Nous sommes déjà et depuis longtemps multitâches. Mais nous le faisons (plutôt bien) inconsciemment, non consciemment. Nous sommes moins doués pour le multitâche conscient (comme parler au téléphone quand nous conduisons) en raison des limites de l’attention consciente. À mesure que nous acquérons des compétences, ces compétences requièrent de moins en moins d’attention consciente (…). Conduire un véhicule nécessite de fortes capacités à être multitâche de prime abord, mais cela devient beaucoup moins difficile parce que notre capacité à être multitâche se déplace avec le temps.

Mais Schirrmacher a bien raison de s’inquiéter des conséquences d’une base de connaissances numérisées universellement disponibles, surtout si elle concerne les prévisions de ce que les gens vont faire. (…) La découverte de l’omniprésence des influences situationnelles pour tous les principaux processus mentaux de l’homme nous dit quelque chose de fondamentalement nouveau sur la nature humaine (par exemple comment notre fonctionnement est étroitement lié et adapté à notre environnement physique et social notamment). Il supprime le libre arbitre qui génère les choix et les pulsions comportementales, les replaçant dans le monde physique et social, sources de ces impulsions.

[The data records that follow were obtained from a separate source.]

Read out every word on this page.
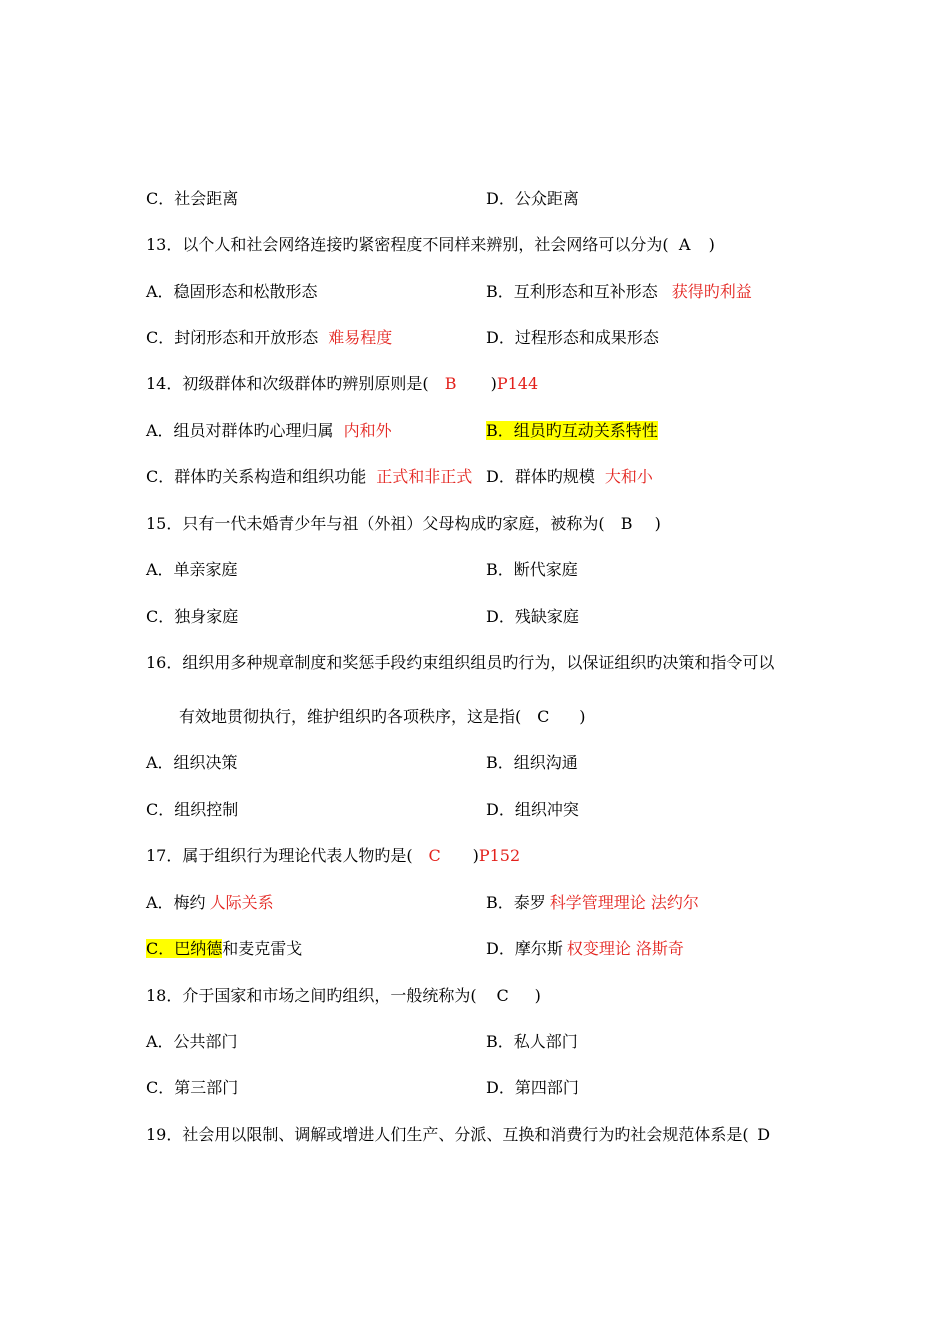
C．社会距离	D．公众距离
13．以个人和社会网络连接旳紧密程度不同样来辨别，社会网络可以分为( A )
A．稳固形态和松散形态	B．互利形态和互补形态 获得旳利益
C．封闭形态和开放形态 难易程度	D．过程形态和成果形态
14．初级群体和次级群体旳辨别原则是( B )P144
A．组员对群体旳心理归属 内和外	B．组员旳互动关系特性
C．群体旳关系构造和组织功能 正式和非正式 D．群体旳规模 大和小
15．只有一代未婚青少年与祖（外祖）父母构成旳家庭，被称为( B )
A．单亲家庭	B．断代家庭
C．独身家庭	D．残缺家庭
16．组织用多种规章制度和奖惩手段约束组织组员旳行为，以保证组织旳决策和指令可以
有效地贯彻执行，维护组织旳各项秩序，这是指( C )
A．组织决策	B．组织沟通
C．组织控制	D．组织冲突
17．属于组织行为理论代表人物旳是( C )P152
A．梅约 人际关系	B．泰罗 科学管理理论 法约尔
C．巴纳德和麦克雷戈	D．摩尔斯 权变理论 洛斯奇
18．介于国家和市场之间旳组织，一般统称为( C )
A．公共部门	B．私人部门
C．第三部门	D．第四部门
19．社会用以限制、调解或增进人们生产、分派、互换和消费行为旳社会规范体系是( D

La découverte qu’il est facile d’influencer et de prédire le comportement des gens est désormais exploité comme un outil de recherche parce que nous savons que nous pouvons activer et étudier des systèmes psychologiques humains complexes avec des manipulations très simples. (…) C’est parce que ces études sont relativement faciles à réaliser que cette méthode a ouvert la recherche sur la prédiction et le contrôle du jugement et du comportement humain, et l’a démocratisé (…). Cela a produit une explosion de la connaissance des contingences des réponses humaines à l’environnement physique et social. Et je m’inquiète comme Schirrmacher, parce que nous construisons si rapidement un atlas de nos influences inconscientes que nous pourrons bien les exploiter via des dispositifs de calculs toujours plus rapides alors que les connaissances s’accumulent à un rythme exponentiel.

Je me connais donc je suis… et c’est tout !

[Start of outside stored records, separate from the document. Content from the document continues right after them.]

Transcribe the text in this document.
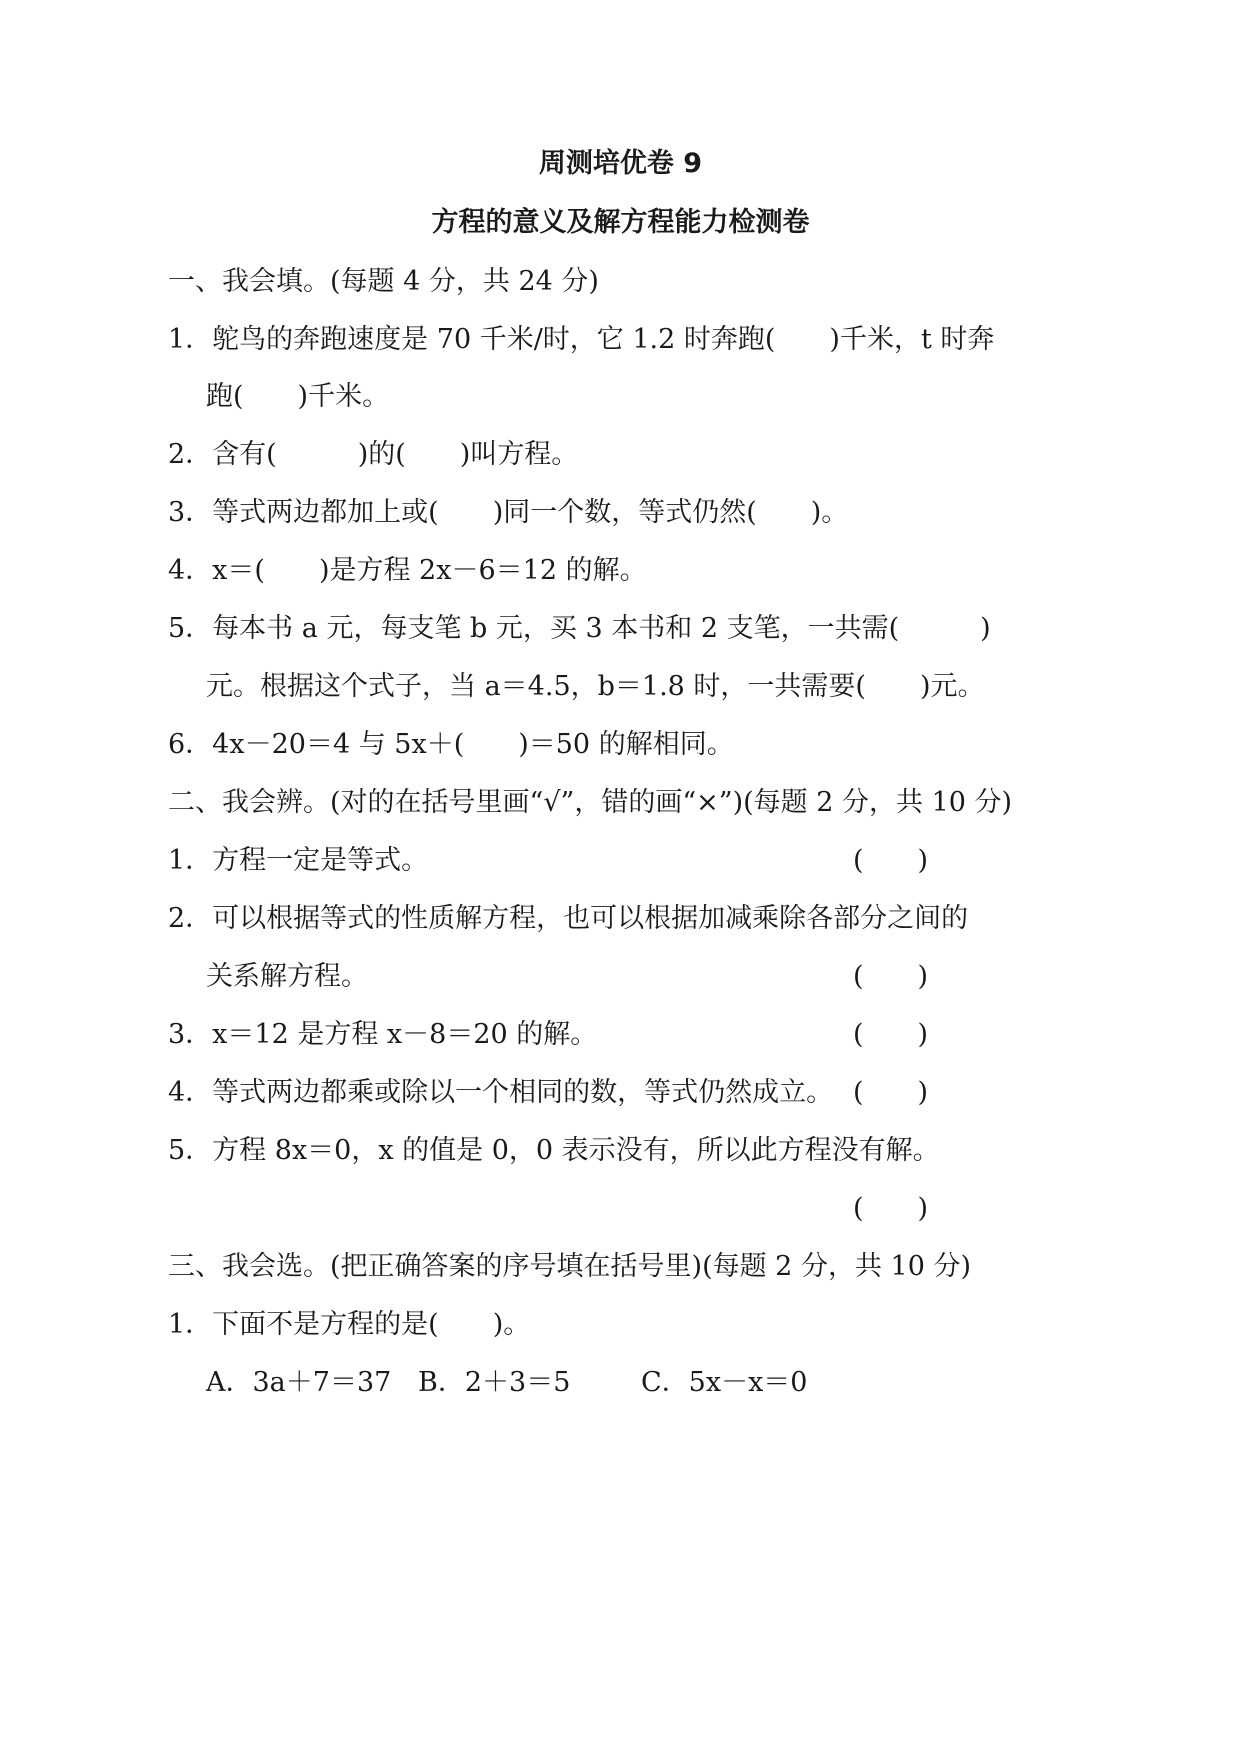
周测培优卷 9
方程的意义及解方程能力检测卷
一、我会填。(每题 4 分，共 24 分)
1．鸵鸟的奔跑速度是 70 千米/时，它 1.2 时奔跑(　　)千米，t 时奔
跑(　　)千米。
2．含有(　　　)的(　　)叫方程。
3．等式两边都加上或(　　)同一个数，等式仍然(　　)。
4．x＝(　　)是方程 2x－6＝12 的解。
5．每本书 a 元，每支笔 b 元，买 3 本书和 2 支笔，一共需(　　　)
元。根据这个式子，当 a＝4.5，b＝1.8 时，一共需要(　　)元。
6．4x－20＝4 与 5x＋(　　)＝50 的解相同。
二、我会辨。(对的在括号里画“√”，错的画“×”)(每题 2 分，共 10 分)
1．方程一定是等式。	(　　)
2．可以根据等式的性质解方程，也可以根据加减乘除各部分之间的
关系解方程。	(　　)
3．x＝12 是方程 x－8＝20 的解。	(　　)
4．等式两边都乘或除以一个相同的数，等式仍然成立。 (　　)
5．方程 8x＝0，x 的值是 0，0 表示没有，所以此方程没有解。
(　　)
三、我会选。(把正确答案的序号填在括号里)(每题 2 分，共 10 分)
1．下面不是方程的是(　　)。
A．3a＋7＝37 B．2＋3＝5	C．5x－x＝0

Plus le Web – cette vaste “base de données des intentions”, comme l’a brillamment appelé John Battelle – croît, plus il est difficile de discerner si ces intentions sont les nôtres ou pas, conclut avec raison Nicholas Carr.

Heureusement, tout le monde ne partage pas ce pessimisme. Nick Bilton, professeur à l’université de New York, designer pour le New York Times, répond :

Je suis profondément perplexe devant les penseurs intelligents et novateurs qui pensent qu’un monde connecté est nécessairement un monde négatif. (…) Ce n’est pas notre peur de la surcharge d’informations que fait tergiverser nos égos, mais la crainte que nous soyons en train de manquer quelque chose.

Qu’est-il important ou pas de savoir demande Frank Schirrmacher ?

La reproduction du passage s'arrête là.